Local guides help scientists find long-lost species of living creatures in Madagascar's Makira Forest. An expedition to Madagascar's largest and most pristine forest has discovered 21 species thought lost to science.
The team studying the Makira Forest found three iridescent, nearly translucent species of fish and documented an encounter with a millipede approximately 25 centimeters long for the first time in 126 years.
However, the dark brown millipede was likely never considered lost to the local population. The expedition, which took place in September 2023, took place over several weeks as part of the long-term "Search for Lost Species" project run by the environmental non-profit organization Re:Wild.
Local guides and teams from the University of Antananarivo, American Bird Conservation Society, Peregrine Fund, Wildlife Conservation Society and Biodiversity Inventory for Conservation (BINCO) also participated in the search.
Various specialized teams surveyed the forest in search of various invertebrates, amphibians, reptiles,
birds, fish and mammals that have not been seen for 10 years or more but are not considered extinct on the IUCN Red List of Threatened Species. The full team spent several months analyzing the data.
Photo: popsci.com
In the past, the Search for Lost Species Project has mostly looked for one or two species per expedition, "but now there are 4,300 species worldwide that have not been documented for a decade or more," lost species specialist and Re:wild biologist Christina Biggs said in a statement. "Madagascar is a biodiversity hotspot and Makira is a little-explored area of the country, so we decided to test a new model for finding lost species on it. We assembled a team of researchers to find as many species as possible, and it was successful."
Big brown beetle and spiders
Makira was home to several extinct insect species. Some of them were not even on the original list of lost species for the area and were found by chance. Entomologists discovered two different species of ant-like flower beetles that had been lost to science since 1958. The most unexpected of the newly discovered lost species was a large dark brown millipede.
"I was personally very surprised and pleased that the giant millipede Spirostreptus sculptus, often found in Makira forest, turned out to be another lost species known only from a type specimen described in 1897," BINCO entomologist Dmitri Telnov said in a statement. "The longest individual of this species we observed in Makira was a giant female 27.5 centimeters long."
They also found many species of spiders, including five jumping spiders (
jumping spiders) that were considered lost to science because they had not been documented, but not necessarily to the locals. Seventeen species of spiders found during the hike are considered new to science. The jumping spider Tomocyrba decollata holds the record for the longest-lost spider. It has not been documented since 1900, when it was first described by researchers.
Photo: popsci.com
A new species of argiope (zebra spider) has become the most unexpected discovery in the field of insects. Scientists had not previously thought that zebra spiders lived in the rainforests of Madagascar. However, one of the team members saw a hanging egg sac at the entrance to a small cave.

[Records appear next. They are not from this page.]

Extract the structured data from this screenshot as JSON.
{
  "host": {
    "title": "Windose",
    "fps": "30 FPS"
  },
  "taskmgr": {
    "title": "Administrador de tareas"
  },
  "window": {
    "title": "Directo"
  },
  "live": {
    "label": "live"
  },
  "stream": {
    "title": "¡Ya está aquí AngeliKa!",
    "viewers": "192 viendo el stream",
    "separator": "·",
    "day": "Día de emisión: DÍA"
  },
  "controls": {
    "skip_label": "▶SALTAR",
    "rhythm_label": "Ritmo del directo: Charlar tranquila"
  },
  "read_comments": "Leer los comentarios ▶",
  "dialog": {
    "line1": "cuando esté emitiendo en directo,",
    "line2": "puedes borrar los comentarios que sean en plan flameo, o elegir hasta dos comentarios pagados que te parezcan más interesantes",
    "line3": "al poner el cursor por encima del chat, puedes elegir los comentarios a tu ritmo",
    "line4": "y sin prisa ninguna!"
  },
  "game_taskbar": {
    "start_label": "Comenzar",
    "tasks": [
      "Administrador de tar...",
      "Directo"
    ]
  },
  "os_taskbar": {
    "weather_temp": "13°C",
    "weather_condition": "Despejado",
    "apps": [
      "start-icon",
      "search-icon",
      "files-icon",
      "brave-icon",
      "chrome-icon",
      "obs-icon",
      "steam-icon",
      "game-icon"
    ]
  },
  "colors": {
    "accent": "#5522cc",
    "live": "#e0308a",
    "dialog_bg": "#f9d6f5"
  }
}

"I immediately recognized something special about them," says Brogan Pett, director of the SpiDiverse working group at BINCO and a doctoral student at the University of Exeter. "Pendulous egg sacs are one of the characteristics of the zebra spider family to which this new species belongs. I crawled a little way inside the cave and saw several adult spiders guarding the egg sacs - they were quite large spiders, and it's amazing that they went unrecognized for so long."
Three lost fish
The team originally had a list of more than 30 endangered species they hoped to find in Makira. It included three mammals, three fish, seven reptiles, 12 insects and five spiders. With the help of local fishermen and guides, they found all three species of fish. They are the Makira rainbow fish (Bedotia alveyi) and Ptychochromis makira, which had been lost since 2003, and Rheocles sp - lost since 2006. Finding these fish proved to be much more difficult than the team had anticipated.
"When we didn't find anything during the first five days of the expedition, it really upset us," Cilavina Ravelomanana, a fish biologist at Antananarivo University, said in a statement. "We took samples in a small tributary of the Antainambalana River, then in the main river, then upstream, then downstream, but we never found any fish. We changed strategy and sent our local guides on a two- to three-day trek outside our base camp to interview local fishermen."
Photo: popsci.com
The expedition's two local guides - Melickson and Edme - hiked around a steep waterfall and through the mountains to villages from the expedition's base camp along the Antainambalana River. After a few days, the guides found a rainbow makira fish, a common fish for the locals. They brought it back to base camp in a bucket of water.
A few days later, they returned to the same villages with photos of Rheocles sp. This fish is only a few centimeters long and has iridescent scales and red highlights on its body at the tips of its fins. Working with local fishermen, Melikson and Edme found it.
"We already had two species, but we needed to find another," said fish biologist at the University of Antananarivo, Fetra Andriambelomanana. "The Heads told us that they thought the best place to look for it was an area on the way back from the forest. They left before we did, and we agreed to meet up with them when we left Makira."
The guides found a fish called Ptychoromis makira, biologists believe that this species can only live in one tiny area near Andaparathi and is a rare species even for locals.
Species the team failed to find include a forked lemur from Masuala, not seen since 2004, and a large chameleon named Calumma vatososa, not seen since 2006.